I have been reflecting on some words written by the great Ion Dragoumis many years ago. Observe the way he describes the political systems of Nations :

“Nations do not die because of one political system. In Greece, the politics of the Mycenaean times passed, the politics of the Hellenic times, the Byzantine, and now ours is passing. The people live and change political form. The political form is shaped, it grows, it blossoms, it declines, and it dies, and from its civilization, the character (the outline) of the Man, of the people, is shaped. The people gave birth to their political form, but that form too, once born, carved some important lines into the people.”

Today we have a tendency to associate a Nation just with its political system. We see the law code and contemporary boundaries of the State as THE defining characteristic of the Nation. Yet what does Dragoumis say? The Mycenaean, Hellenistic, Byzantine, and his contemporary times passed. Yet Hellas, the Nation, remained. Of course, Dragoumis considered (as do we) all those wars he lists as being a part of Hellenic history.

The political form is grown, is blossomed, out from a people who have already been born. But that political form has an effect on that people too. They influence one another. Every people has a political form, but that political form need not remain the same eternally. A people’s political form can change, and they still remain the same people.

“Giannopoulos told me one day in Athens : “The Hellenes are a natural phenomenon in this land, they had to be born here and if you suppose that all of us died, even now, in this very land, Hellenes would be born again.” Even if only one Hellene remained and all the others perished, and if Swedes or Irishmen or Egyptians came to inhabit Greece, its islands, and the Aegean basin, they would become Hellenes. That one living Hellene would teach them the language, and his Hellenism would be shared with them, it would pour over them, and they would slowly absorb it, just as the earth drinks water or paper absorbs ink. And yet, even the soil and the stones bring forth spirits, and once you settle in a Hellenic place, you cannot live in peace from the spirits unless you become a Hellene.”
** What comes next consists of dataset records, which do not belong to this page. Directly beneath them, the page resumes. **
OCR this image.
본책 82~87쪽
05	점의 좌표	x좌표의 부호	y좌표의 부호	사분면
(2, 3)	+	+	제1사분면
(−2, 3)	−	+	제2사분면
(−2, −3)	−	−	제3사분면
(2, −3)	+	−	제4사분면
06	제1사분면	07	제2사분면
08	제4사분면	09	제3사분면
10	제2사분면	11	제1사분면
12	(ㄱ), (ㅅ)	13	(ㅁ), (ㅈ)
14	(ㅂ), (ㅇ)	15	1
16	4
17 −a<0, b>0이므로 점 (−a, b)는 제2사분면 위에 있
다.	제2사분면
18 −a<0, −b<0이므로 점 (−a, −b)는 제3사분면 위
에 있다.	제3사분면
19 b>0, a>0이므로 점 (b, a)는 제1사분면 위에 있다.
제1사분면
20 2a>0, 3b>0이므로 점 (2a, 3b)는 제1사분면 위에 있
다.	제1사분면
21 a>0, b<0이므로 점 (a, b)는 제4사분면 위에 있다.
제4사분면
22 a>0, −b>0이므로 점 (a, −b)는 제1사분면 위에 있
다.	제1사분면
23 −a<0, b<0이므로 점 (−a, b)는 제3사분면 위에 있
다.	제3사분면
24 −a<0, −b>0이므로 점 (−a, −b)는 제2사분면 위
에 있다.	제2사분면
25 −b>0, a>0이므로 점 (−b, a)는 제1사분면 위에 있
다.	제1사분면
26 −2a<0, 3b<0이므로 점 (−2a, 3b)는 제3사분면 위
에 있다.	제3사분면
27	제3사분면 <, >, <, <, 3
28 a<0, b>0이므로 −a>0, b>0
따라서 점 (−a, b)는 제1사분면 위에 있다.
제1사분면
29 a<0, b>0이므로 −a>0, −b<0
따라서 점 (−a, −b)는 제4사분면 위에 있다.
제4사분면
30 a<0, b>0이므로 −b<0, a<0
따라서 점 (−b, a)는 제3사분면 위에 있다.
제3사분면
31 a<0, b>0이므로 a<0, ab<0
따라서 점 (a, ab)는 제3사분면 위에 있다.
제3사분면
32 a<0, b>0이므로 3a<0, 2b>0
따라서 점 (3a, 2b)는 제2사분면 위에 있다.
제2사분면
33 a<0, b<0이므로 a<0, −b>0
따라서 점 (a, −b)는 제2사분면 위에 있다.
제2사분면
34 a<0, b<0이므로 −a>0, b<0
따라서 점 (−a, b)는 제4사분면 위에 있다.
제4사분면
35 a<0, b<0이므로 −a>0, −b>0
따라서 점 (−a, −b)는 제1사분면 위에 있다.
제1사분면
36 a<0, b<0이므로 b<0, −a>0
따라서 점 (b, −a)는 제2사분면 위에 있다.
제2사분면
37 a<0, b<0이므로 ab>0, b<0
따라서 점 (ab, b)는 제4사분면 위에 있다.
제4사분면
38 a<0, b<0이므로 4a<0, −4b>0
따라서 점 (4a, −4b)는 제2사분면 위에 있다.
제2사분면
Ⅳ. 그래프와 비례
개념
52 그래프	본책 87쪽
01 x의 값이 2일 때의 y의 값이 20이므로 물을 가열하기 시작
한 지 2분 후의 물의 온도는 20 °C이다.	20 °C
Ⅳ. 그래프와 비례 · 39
Dragoumis speaks on how powerful our Hellenic Spirit is. It would be an error to have a “civic nationalist” reading of these lines. His point is not to say “the people don’t matter, Hellenic Civilization is all just a vague set of ‘ideas’”. What Dragoumis is saying here is that the Hellenic Spirit is so powerful and so connected to the soil and the rocks, that even if all Hellenes were to be wiped out except for one, the the spirit inside that one Hellene would be so great that he would re-Hellenize the entire land on his own!